いま、あたらしい未来へと舵をとらないといけない。 東京タワーという戦後日本の鎮魂を、UAさんやワークショップのみんなとつくる音の場でしたいと思った。 それは祈りの儀式になるだろうと思った。
近代資本主義、戦後の象徴としての東京タワーへの鎮魂。 そして、東京タワーという電波塔の下から光の柱を立て、未来の社会を日本中に提案する。 それは「多様性と調和」という未来社会へのひな型として。
そうした深い鎮魂と祈りが、来ていた人にも伝わっていたらいいな、と思う。
実際、本番直前のリハでアメリカ人の方がノリで乱入してきた。誰もが何の疑問もなくそのまま受け入れ、本番もその流れでいつのまにか参加することに。
見ていた人は、外国の人も前日のワークショップから参加していたのかぁ!と思ったかもしれないが、勇気あるノリのいい飛び込みの方なのです。(その後、彼は友人からはぐれてしまったらしく、困っていた・・汗)
すべてを受け入れ、尊重し、多様性と調和を重視する場ができていると、排除することなく調和の道に進むことができる。
音と声により、そうした調和の場をつくり、それこそが未来社会のひな形なのだと祈りながら。
日本の盆踊りも、元々は死者を弔うものだ。 生者の世界と死者の世界とは、年に1回、お盆の時期に接近して干渉しあう。 そうした見えない世界にいる先人たちにも、感謝の念を感じながら、いのちを受け取る。 そういうものがなければ、盆踊りは魂の入っていない仏像のようなものになってしまう。
そういう魂を入れる儀式こそ、わたしたちは音楽や踊りを必要としたはずなのだ。
今回、素敵なみなさんと、同じ場を共有できたことを本当にうれしく思います。頭の記憶としてではなく、身体の記憶として強く刻印されました。 いまでも、体の中が熱く感じます。
UA+稲葉俊郎外にも、 芳垣安洋とOrquesta Nudge!
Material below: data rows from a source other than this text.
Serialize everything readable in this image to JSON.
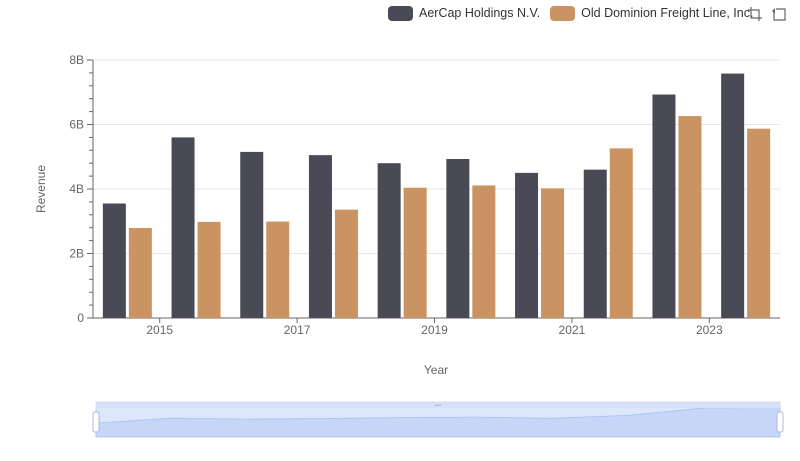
{
  "legend": {
    "series_a": "AerCap Holdings N.V.",
    "series_b": "Old Dominion Freight Line, Inc."
  },
  "toolbox": {
    "zoom_icon": "zoom-icon",
    "restore_icon": "restore-icon"
  },
  "colors": {
    "series_a": "#4a4a57",
    "series_b": "#c99362",
    "grid": "#e6e6e6",
    "datazoom": "#d3def8"
  },
  "chart_data": {
    "type": "bar",
    "title": "",
    "xlabel": "Year",
    "ylabel": "Revenue",
    "categories": [
      "2014",
      "2015",
      "2016",
      "2017",
      "2018",
      "2019",
      "2020",
      "2021",
      "2022",
      "2023"
    ],
    "x_tick_labels": [
      "2015",
      "2017",
      "2019",
      "2021",
      "2023"
    ],
    "y_tick_labels": [
      "0",
      "2B",
      "4B",
      "6B",
      "8B"
    ],
    "ylim": [
      0,
      8000000000
    ],
    "series": [
      {
        "name": "AerCap Holdings N.V.",
        "values": [
          3550000000,
          5600000000,
          5150000000,
          5050000000,
          4800000000,
          4930000000,
          4500000000,
          4600000000,
          6930000000,
          7580000000
        ]
      },
      {
        "name": "Old Dominion Freight Line, Inc.",
        "values": [
          2790000000,
          2980000000,
          2990000000,
          3360000000,
          4040000000,
          4110000000,
          4020000000,
          5260000000,
          6260000000,
          5870000000
        ]
      }
    ],
    "grid": true,
    "legend_position": "top-right",
    "datazoom": true
  }
}
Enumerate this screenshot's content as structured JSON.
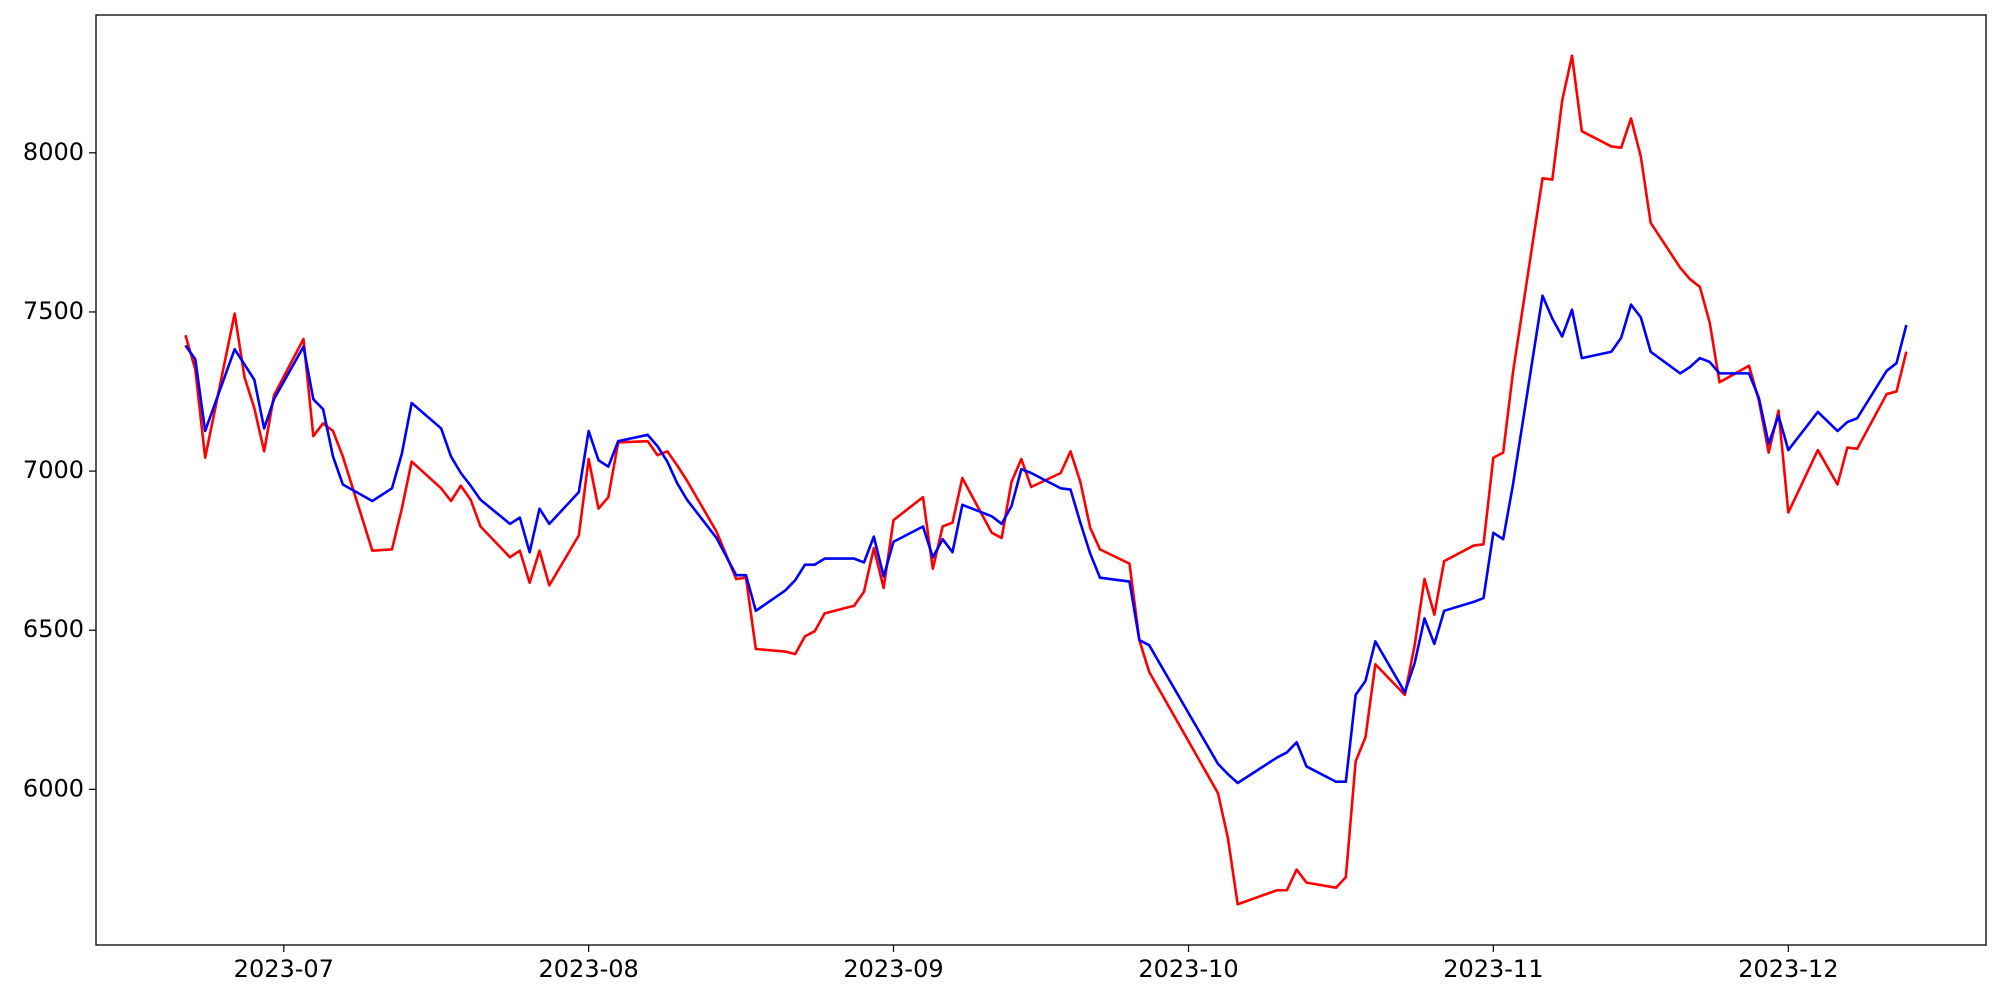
{
  "chart_data": {
    "type": "line",
    "x": [
      19529,
      19530,
      19531,
      19534,
      19535,
      19536,
      19537,
      19538,
      19541,
      19542,
      19543,
      19544,
      19545,
      19548,
      19550,
      19551,
      19552,
      19555,
      19556,
      19557,
      19558,
      19559,
      19562,
      19563,
      19564,
      19565,
      19566,
      19569,
      19570,
      19571,
      19572,
      19573,
      19576,
      19577,
      19578,
      19579,
      19580,
      19583,
      19585,
      19586,
      19587,
      19590,
      19591,
      19592,
      19593,
      19594,
      19597,
      19598,
      19599,
      19600,
      19601,
      19604,
      19605,
      19606,
      19607,
      19608,
      19611,
      19612,
      19613,
      19614,
      19615,
      19618,
      19619,
      19620,
      19621,
      19622,
      19625,
      19626,
      19627,
      19634,
      19635,
      19636,
      19640,
      19641,
      19642,
      19643,
      19646,
      19647,
      19648,
      19649,
      19650,
      19653,
      19654,
      19655,
      19656,
      19657,
      19660,
      19661,
      19662,
      19663,
      19664,
      19667,
      19668,
      19669,
      19670,
      19671,
      19674,
      19675,
      19676,
      19677,
      19678,
      19681,
      19682,
      19683,
      19684,
      19685,
      19688,
      19689,
      19690,
      19691,
      19692,
      19695,
      19697,
      19698,
      19699,
      19702,
      19703,
      19704
    ],
    "series": [
      {
        "color": "#ff0000",
        "values": [
          7427,
          7319,
          7042,
          7495,
          7295,
          7198,
          7062,
          7238,
          7415,
          7110,
          7150,
          7126,
          7046,
          6750,
          6754,
          6882,
          7030,
          6946,
          6906,
          6954,
          6910,
          6826,
          6729,
          6750,
          6649,
          6750,
          6641,
          6798,
          7038,
          6882,
          6918,
          7090,
          7094,
          7050,
          7062,
          7018,
          6970,
          6810,
          6661,
          6665,
          6441,
          6433,
          6425,
          6481,
          6497,
          6553,
          6577,
          6621,
          6758,
          6633,
          6846,
          6918,
          6693,
          6826,
          6838,
          6978,
          6806,
          6790,
          6966,
          7038,
          6950,
          6994,
          7062,
          6966,
          6822,
          6754,
          6709,
          6469,
          6369,
          5988,
          5848,
          5639,
          5683,
          5683,
          5748,
          5707,
          5691,
          5724,
          6088,
          6164,
          6393,
          6297,
          6453,
          6661,
          6549,
          6717,
          6766,
          6770,
          7042,
          7058,
          7311,
          7920,
          7916,
          8164,
          8305,
          8068,
          8020,
          8016,
          8108,
          7988,
          7780,
          7639,
          7603,
          7579,
          7467,
          7279,
          7331,
          7222,
          7058,
          7190,
          6870,
          7066,
          6958,
          7074,
          7070,
          7242,
          7250,
          7375
        ]
      },
      {
        "color": "#0000ff",
        "values": [
          7395,
          7351,
          7126,
          7383,
          7335,
          7287,
          7134,
          7226,
          7391,
          7226,
          7194,
          7046,
          6958,
          6906,
          6946,
          7054,
          7214,
          7134,
          7046,
          6994,
          6954,
          6910,
          6834,
          6854,
          6745,
          6882,
          6834,
          6934,
          7126,
          7034,
          7014,
          7094,
          7114,
          7078,
          7030,
          6962,
          6910,
          6790,
          6673,
          6673,
          6561,
          6625,
          6657,
          6706,
          6706,
          6725,
          6725,
          6713,
          6794,
          6669,
          6778,
          6826,
          6729,
          6786,
          6745,
          6894,
          6858,
          6834,
          6890,
          7006,
          6994,
          6946,
          6942,
          6838,
          6741,
          6665,
          6653,
          6469,
          6453,
          6080,
          6048,
          6020,
          6100,
          6116,
          6148,
          6072,
          6024,
          6024,
          6297,
          6341,
          6465,
          6305,
          6397,
          6537,
          6457,
          6561,
          6589,
          6601,
          6806,
          6786,
          6958,
          7551,
          7479,
          7423,
          7507,
          7355,
          7375,
          7419,
          7523,
          7483,
          7375,
          7307,
          7327,
          7355,
          7343,
          7307,
          7307,
          7230,
          7086,
          7174,
          7066,
          7186,
          7126,
          7154,
          7166,
          7315,
          7339,
          7459
        ]
      }
    ],
    "xlim": [
      19519.9,
      19712.1
    ],
    "xticks": [
      {
        "value": 19539,
        "label": "2023-07"
      },
      {
        "value": 19570,
        "label": "2023-08"
      },
      {
        "value": 19601,
        "label": "2023-09"
      },
      {
        "value": 19631,
        "label": "2023-10"
      },
      {
        "value": 19662,
        "label": "2023-11"
      },
      {
        "value": 19692,
        "label": "2023-12"
      }
    ],
    "ylim": [
      5511,
      8433
    ],
    "yticks": [
      6000,
      6500,
      7000,
      7500,
      8000
    ],
    "grid": false
  }
}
Nudge!
坂本美雨とCANTUS プロジェクトFukushima! 大大友良英スペシャルビッグバンド
みなさんの音を体感しに行きました。 それぞれがすべて全く違う! そして、ほんとうにたのしい!体が勝手に動き出す。 あー、こういう音楽の授業があったら、最高なのに!!!!
音楽の力って、ほんとうにすばらしいです。 雨の中来てくれたみなさん、本当にありがとうございました。 アンサンブルズ東京を支えた関係者の皆様も、ほんとうにありがとうございました!
●UA
P.S.
翌日にはもうすでに(公式?)動画がUpされている! 21世紀すごい! なんとなくの雰囲気が伝わりますかね。 けっこうチャレンジしたよねー。 (ほかの皆さんの動画も出てます。)
●UA + 稲葉俊郎「アンサンブルズ東京」2017.10.15 @東京タワー正面玄関前エリア
P.S.2
UAさんの奄美の神唄「てぃだぬ うてぃまぐれ節」に重ね合わせた声は、つむぎねを主宰する宮内康乃さんに作っていただきました!(パチパチパチー)
本当に素晴らしい誰もが口ずさむメロディーで(いまだにお風呂に入ると口ずさむ)、宮内康乃さんなくしてはこのLiveは成立しませんでした!ありがとうございます!